Aktualności

Obama vs. Romney – program wyborczy cz. 1 (14856)

2012-10-02

Drukuj

W ciągu czterech lat programy klimatyczno-energetyczne obu polityków znacznie się zmieniały. Barack Obama na początku swej administracji intensywnie zabiegał o redukcje emisji z elektrowni węglowych, by później porzucić ten temat. Mitt Romney jeszcze kilka lat temu był zagorzałym przeciwnikiem teorii globalnego ocieplenia, teraz ostrożnie zaczyna poruszać kwestie ochrony klimatu. Gdzie tkwią różnice w politycznych koncepcjach klimatycznych kandydatów? Przygotowaliśmy zestawienie kilku najważniejszych zagadnień. Poniżej prezentujemy pierwszą część.

Zmiany klimatu

W tej kwestii widać kolosalne różnice pomiędzy kandydatami. Według demokratów zmiany klimatyczne stanowią ogromne zagrożenie, a republikanie w programie politycznym nawet o nich nie wspominają.

Obama

Uważa, że zmiany klimatyczne to jedno z największych zagrożeń dla naszego pokolenia i naszych dzieci – zarówno ekonomicznych, jak i środowiskowych. Obecny prezydent wspiera wysiłki zmierzające do wypracowania międzynarodowego porozumienia i mówi, że Stany Zjednoczone powinny podjąć w tym celu przywództwo na arenie międzynarodowej. Proponuje szereg regulacji i rozwiązań rynkowych, które pomogą ograniczyć krajowe emisje.

Romney

Według niego międzynarodowe negocjacje klimatyczne nie przyniosą efektu, gdyż to kraje rozwijające się odpowiadają za największe światowe emisje, a jednostronne starania Stanów Zjednoczonych mogą jedynie osłabić ich konkurencyjność. Republikanie, co prawda, wystrzegają się terminu "zmiany klimatu", ale mówią, że wyniki naukowych badań powinny być brane pod uwagę przy tworzeniu polityk. Romney w 2009 roku w książce "No Apology" ("Żadnych przeprosin") napisał: "Wierzę, że zmiany klimatyczne zachodzą – zmniejszanie zasięgu światowych czap lodowych jest trudne do zignorowania. Wierzę również, że działalność człowieka jest czynnikiem sprawczym. Ale nadal mam wątpliwości, jak duża część tych zmian jest wynikiem działalności człowieka". Jeśli rzeczywiście się przyczyniamy do ogrzewania planety, zdaniem republikanów rozwiązanie tego problemu nie powinno obciążać gospodarki.

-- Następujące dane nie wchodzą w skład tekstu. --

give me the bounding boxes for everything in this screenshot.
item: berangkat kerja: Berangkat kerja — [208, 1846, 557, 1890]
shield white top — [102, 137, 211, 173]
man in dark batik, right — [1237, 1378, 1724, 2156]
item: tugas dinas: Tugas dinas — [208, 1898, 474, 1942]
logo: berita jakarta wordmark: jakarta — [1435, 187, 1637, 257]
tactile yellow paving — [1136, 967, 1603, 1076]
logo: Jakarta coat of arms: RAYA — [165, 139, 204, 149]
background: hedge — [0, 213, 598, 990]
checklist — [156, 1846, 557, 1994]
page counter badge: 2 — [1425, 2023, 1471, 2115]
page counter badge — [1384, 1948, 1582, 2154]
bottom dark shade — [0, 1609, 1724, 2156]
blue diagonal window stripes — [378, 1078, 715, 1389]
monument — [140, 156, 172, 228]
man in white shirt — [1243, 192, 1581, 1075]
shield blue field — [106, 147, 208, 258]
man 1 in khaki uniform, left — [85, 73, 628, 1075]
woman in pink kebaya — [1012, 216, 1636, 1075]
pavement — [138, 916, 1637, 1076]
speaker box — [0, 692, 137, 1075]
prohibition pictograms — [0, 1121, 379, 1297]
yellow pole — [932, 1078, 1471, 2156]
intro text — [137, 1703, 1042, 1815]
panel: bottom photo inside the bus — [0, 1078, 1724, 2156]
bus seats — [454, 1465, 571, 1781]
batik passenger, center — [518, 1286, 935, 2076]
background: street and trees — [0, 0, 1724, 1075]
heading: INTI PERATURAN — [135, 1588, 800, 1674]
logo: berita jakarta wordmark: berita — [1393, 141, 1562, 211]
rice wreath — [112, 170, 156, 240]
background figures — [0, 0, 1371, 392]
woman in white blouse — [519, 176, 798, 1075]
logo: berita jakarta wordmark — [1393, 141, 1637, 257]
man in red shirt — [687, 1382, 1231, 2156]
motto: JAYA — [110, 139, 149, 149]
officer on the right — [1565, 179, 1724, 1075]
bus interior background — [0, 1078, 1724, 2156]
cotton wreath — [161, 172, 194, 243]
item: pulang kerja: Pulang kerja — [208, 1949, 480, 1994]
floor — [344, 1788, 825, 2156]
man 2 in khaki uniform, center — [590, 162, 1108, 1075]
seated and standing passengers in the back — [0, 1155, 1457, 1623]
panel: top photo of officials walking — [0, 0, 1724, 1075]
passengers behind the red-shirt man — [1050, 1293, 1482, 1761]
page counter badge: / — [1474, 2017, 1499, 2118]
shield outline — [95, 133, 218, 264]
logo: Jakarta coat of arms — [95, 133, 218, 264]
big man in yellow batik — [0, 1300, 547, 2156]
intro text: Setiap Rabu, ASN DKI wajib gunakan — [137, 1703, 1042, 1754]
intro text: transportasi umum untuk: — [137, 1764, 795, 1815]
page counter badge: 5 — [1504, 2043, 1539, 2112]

Agencja Ochrony Środowiska (AOŚ) i regulacje środowiskowe

Obama

Jego zdaniem ochrona środowiska powinna być priorytetem i dlatego zaproponował nowe standardy emisyjne dla samochodów i nowych elektrowni. W ciągu pierwszych dwóch lat administracji starał się wdrożyć przepisy cap-and-trade, nakładające po raz pierwszy limity emisji CO2 na elektrownie węglowe. W 2009 roku utknęły w Senacie, na skutek działań lobby węglowego.

Po nieudanej próbie wprowadzenia cap-and-trade Obama chce, aby AOŚ rozwijała swoją funkcję regulatora emisji i wprowadziła proponowane, jeszcze surowsze normy dla elektrowni węglowych (wiele istniejących instalacji nie jest obecnie w stanie spełnić tych wymogów). Ma ona również nadzorować technologię szczelinowania i powstawania wód technologicznych. Według nowych przepisów kompanie działające na terenach publicznych po zakończeniu wierceń powinny ujawnić zawartości płynów wiertniczych.

Ponadto, prezydent popiera zaproponowane przez AOŚ regulacje ograniczające emisje rtęci i innych toksyn z elektrowni oraz chce zmniejszyć emisje z budynków i pojazdów o 28 proc. do końca 2020 roku. 28 sierpnia br. administracja sfinalizowała standardy, które pozwolą zwiększyć dwukrotnie wydajność zużycia paliwa dla samochodów i lekkich ciężarówek do końca 2025 roku – o równowartości 54,5 mpg (miles-per-gallon). W marcu tego roku Obama ogłosił program ulg podatkowych i dotacji na napęd alternatywny dla samochodów osobowych i ciężarowych (opiewający na kwotę 1 mld dolarów).

Romney

W planie energetycznym nie wspomina o zwiększaniu efektywności, zmianach klimatycznych i globalnym ociepleniu. Chce też osłabienia kontroli AOŚ. Uważa, że jest to narzędzie w rękach prezydenta służące dławieniu systemu prywatnych przedsiębiorstw. Argumentuje, że największe przypadki dewastacji środowiska zdarzyły się pod kontrolą rządu.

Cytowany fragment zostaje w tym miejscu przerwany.